Thank you very much. Thanks for your valuable suggestions.

Yes. Sure. I pretrained the model using PubChem molecules SMILES without any prefixes.

WangYitian123 commented 1 week ago

Yes. Sure. I pretrained the model using PubChem molecules SMILES without any prefixes.

Yes. I found your pretrained model following the way of masked language model (MLM). But my pretrain data is also the reaction data, as same as your finetune data format. I think I should also split the source and target files.

WangYitian123 commented 1 week ago

Sorry to bother you. When I ran the code run_trainer.py using the command " python t5chem/run_trainer.py --data_dir data/sample/fusion/ --output_dir model_fusion_1times/ --task_type mixed --num_epoch 3000" with my own data, it appeared the error like follows: image I ran twice and found that when it began to print the {'eval_loss': 0.19883787631988525, 'eval_accuracy': 0.0010408921933085502, 'epoch': 1.9}, it got wrong. I hope you can give me some suggestions. Thanks very much. best wishes.

HelloJocelynLu commented 1 week ago

Yes. Sure. I pretrained the model using PubChem molecules SMILES without any prefixes.

Yes. I found your pretrained model following the way of masked language model (MLM). But my pretrain data is also the reaction data, as same as your finetune data format. I think I should also split the source and target files.

Yes I use MLM for pre-training, which is consistent with original t5 paper

HelloJocelynLu commented 1 week ago

Sorry to bother you.

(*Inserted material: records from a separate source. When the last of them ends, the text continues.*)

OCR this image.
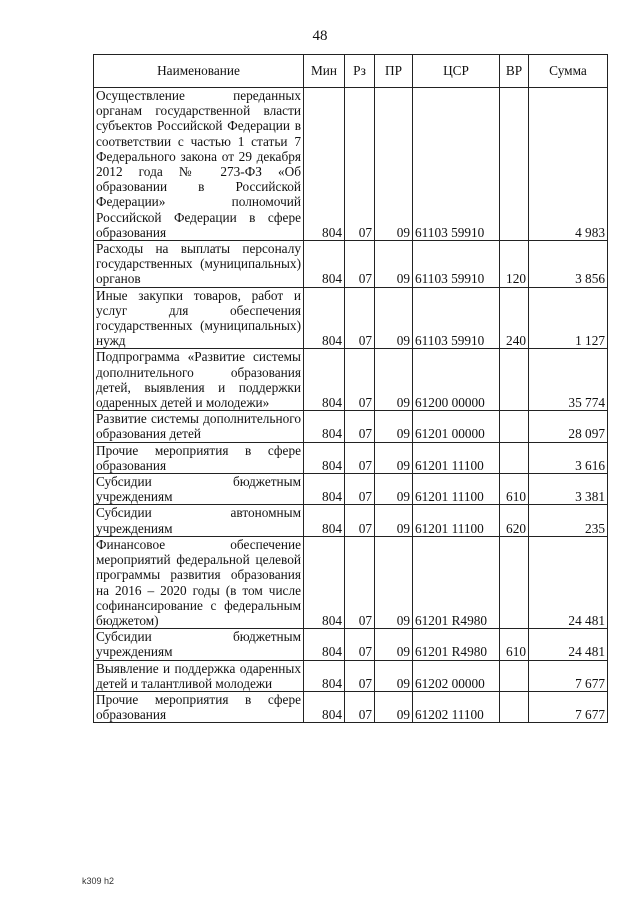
48
Наименование	Мин	Рз	ПР	ЦСР	ВР	Сумма
Осуществление переданных органам государственной власти субъектов Российской Федерации в соответствии с частью 1 статьи 7 Федерального закона от 29 декабря 2012 года № 273-ФЗ «Об образовании в Российской Федерации» полномочий Российской Федерации в сфере образования	804	07	09	61103 59910		4 983
Расходы на выплаты персоналу государственных (муниципальных) органов	804	07	09	61103 59910	120	3 856
Иные закупки товаров, работ и услуг для обеспечения государственных (муниципальных) нужд	804	07	09	61103 59910	240	1 127
Подпрограмма «Развитие системы дополнительного образования детей, выявления и поддержки одаренных детей и молодежи»	804	07	09	61200 00000		35 774
Развитие системы дополнительного образования детей	804	07	09	61201 00000		28 097
Прочие мероприятия в сфере образования	804	07	09	61201 11100		3 616
Субсидии бюджетным учреждениям	804	07	09	61201 11100	610	3 381
Субсидии автономным учреждениям	804	07	09	61201 11100	620	235
Финансовое обеспечение мероприятий федеральной целевой программы развития образования на 2016 – 2020 годы (в том числе софинансирование с федеральным бюджетом)	804	07	09	61201 R4980		24 481
Субсидии бюджетным учреждениям	804	07	09	61201 R4980	610	24 481
Выявление и поддержка одаренных детей и талантливой молодежи	804	07	09	61202 00000		7 677
Прочие мероприятия в сфере образования	804	07	09	61202 11100		7 677
k309 h2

When I ran the code run_trainer.py using the command " python t5chem/run_trainer.py --data_dir data/sample/fusion/ --output_dir model_fusion_1times/ --task_type mixed --num_epoch 3000" with my own data, it appeared the error like follows: image I ran twice and found that when it began to print the {'eval_loss': 0.19883787631988525, 'eval_accuracy': 0.0010408921933085502, 'epoch': 1.9}, it got wrong. I hope you can give me some suggestions. Thanks very much. best wishes.

Have you ever tried --task_type mixed on data we provided? I've never encountered this error. The accuracy seems incorrect as well (unusually low). My recommendations would be:

  1. Test this task on our datasets (even a subset would work).
  2. Verify your data thoroughly. It looks like that the model stops at the same place twice. You can insert try/except to capture the problematic entry. (It appears there may be empty entries causing this issue.)
  3. I recommend training from the pretrained model with --pretrain (pubchem pretrained model, downloadable here). This approach significantly accelerates your training process.